Nurphoto | Nurphoto | Getty Images
Shares of Singapore Airlines dropped after the city-state’s flag carrier reported a fall of almost 50% in net profit for the April to September period, citing lower yields and growing competition.
As markets opened on Monday, the stock fell 6.2%, before later recovering to trade lower at 3.72%.
Net profit in the first half of the fiscal year came in at $742 million SGD ($559.12 million), 48.5% lower than the $1.44 billion SGD in the same period a year ago.
Operating profit for the airline fell 48.8% to $796 million SGD, down from $1.55 billion SGD a year ago, while revenue increased 3.7% to $9.5 billion SGD.
Despite the reduction in profit, the airline maintained an interim dividend of 10 cents a share.
Singapore Airlines said in a release that the fall in operating profit was due to “increased capacity and stronger competition in key markets,” which led to a fall in yields and ultimately, profit.

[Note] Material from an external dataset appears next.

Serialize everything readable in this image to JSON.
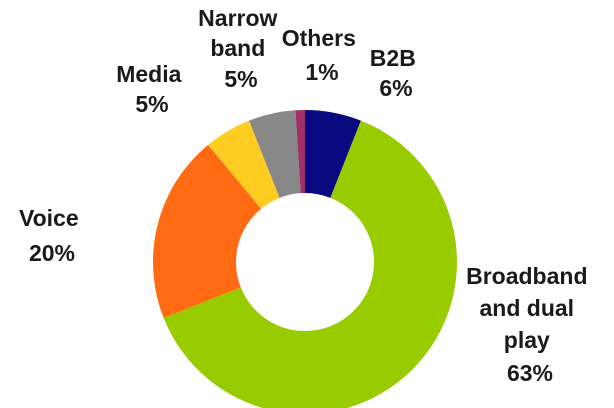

While the demand for air travel is expected to be robust in the second half of the financial year, “the operating landscape will continue to be competitive,” SIA added.
Last Monday, SIA announced a $1.1 billion SGD cabin retrofit program for its 41 long range and ultra long range Airbus A350 jets.
The airline said the first retrofitted long range jet will come into service by 2026, and the program will be complete by 2030.